CBS News October 11, 2018, 10:45 PM FBI reassigns overseas personnel while conducting investigation into allegations of improper behavior
The FBI is conducting an investigation into allegations of improper behavior by agents stationed in Asia, CBS News has learned. The FBI said in a statement Thursday that upon learning of the allegations "action was taken to reassign certain personnel to non-operational roles while the allegations are reviewed."
"All FBI employees are held to the highest standards of conduct, and allegations against any employee are taken very seriously," the FBI said in a statement.
The Justice Department's inspector general is conducting the investigation.
The Wall Street Journal first reported about the allegations. According to the Journal, the improper behavior includes partying and interactions with prostitutes.

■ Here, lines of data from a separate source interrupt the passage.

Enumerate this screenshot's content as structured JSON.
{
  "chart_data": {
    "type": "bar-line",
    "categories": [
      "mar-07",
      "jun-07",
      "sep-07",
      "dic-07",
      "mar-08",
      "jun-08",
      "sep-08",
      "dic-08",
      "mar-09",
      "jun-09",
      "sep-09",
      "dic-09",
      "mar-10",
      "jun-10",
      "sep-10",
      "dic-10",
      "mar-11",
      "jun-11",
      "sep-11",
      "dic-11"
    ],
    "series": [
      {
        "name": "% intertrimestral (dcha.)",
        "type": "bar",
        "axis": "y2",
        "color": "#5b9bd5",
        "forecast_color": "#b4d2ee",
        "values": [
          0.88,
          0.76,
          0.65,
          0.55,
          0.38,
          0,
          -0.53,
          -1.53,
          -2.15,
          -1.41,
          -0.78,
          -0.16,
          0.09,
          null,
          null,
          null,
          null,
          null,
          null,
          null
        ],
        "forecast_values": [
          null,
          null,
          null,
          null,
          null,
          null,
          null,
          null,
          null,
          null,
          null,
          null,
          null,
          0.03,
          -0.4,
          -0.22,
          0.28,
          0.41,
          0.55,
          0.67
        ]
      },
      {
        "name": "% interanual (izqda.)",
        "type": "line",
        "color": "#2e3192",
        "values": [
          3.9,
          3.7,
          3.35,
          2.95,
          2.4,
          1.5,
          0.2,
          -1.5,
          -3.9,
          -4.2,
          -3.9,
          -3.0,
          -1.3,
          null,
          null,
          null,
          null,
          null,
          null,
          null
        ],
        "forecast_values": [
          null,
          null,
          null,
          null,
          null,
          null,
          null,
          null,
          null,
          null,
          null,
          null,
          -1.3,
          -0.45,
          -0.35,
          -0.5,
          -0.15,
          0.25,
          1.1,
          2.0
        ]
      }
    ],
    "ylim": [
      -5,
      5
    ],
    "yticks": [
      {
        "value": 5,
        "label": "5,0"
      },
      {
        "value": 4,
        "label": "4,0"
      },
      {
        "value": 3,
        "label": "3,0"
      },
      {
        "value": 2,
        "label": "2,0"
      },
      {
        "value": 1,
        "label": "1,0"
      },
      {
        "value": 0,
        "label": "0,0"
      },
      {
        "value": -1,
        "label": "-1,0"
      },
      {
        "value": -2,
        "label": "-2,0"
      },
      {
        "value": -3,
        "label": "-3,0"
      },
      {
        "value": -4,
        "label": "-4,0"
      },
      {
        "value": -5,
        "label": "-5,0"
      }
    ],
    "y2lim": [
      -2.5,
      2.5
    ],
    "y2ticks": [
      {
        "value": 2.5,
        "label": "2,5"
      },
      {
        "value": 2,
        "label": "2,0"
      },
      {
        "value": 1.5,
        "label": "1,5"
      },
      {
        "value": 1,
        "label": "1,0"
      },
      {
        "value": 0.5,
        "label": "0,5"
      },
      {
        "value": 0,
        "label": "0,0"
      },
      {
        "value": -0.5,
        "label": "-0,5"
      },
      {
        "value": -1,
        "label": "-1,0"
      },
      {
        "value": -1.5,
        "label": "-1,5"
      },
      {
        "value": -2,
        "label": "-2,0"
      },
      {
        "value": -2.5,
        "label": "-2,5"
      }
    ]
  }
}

Prostitution is legal in some Asian countries, but people familiar with the matter told the Journal that there are concerns about foreign intelligence services trying to compromise agents or other U.S. embassy personnel.
In 2015, a Justice Department report found that several agents from the Drug Enforcement Agency stationed in Colombia engaged in "sex parties" with prostitutes paid for by drug cartels.
Through a series of interviews conducted in 2009 and 2010, the DEA's Office of Professional Responsibility learned from Colombian police officers that several agents had solicited prostitutes and engaged in other misconduct.
"The foreign officer allegedly arranged 'sex parties' with prostitutes funded by the local drug cartels for these DEA agents at their government-leased quarters, over a period of several years," the report says. "Although some of the DEA agents participating in these parties denied it, the information in the case file suggested they should have known the prostitutes in attendance were paid with cartel funds."
The 2015 report also found that the foreign officer claims to have provided protection for the agents' weapons and property during the parties, which occurred in government-leased quarters.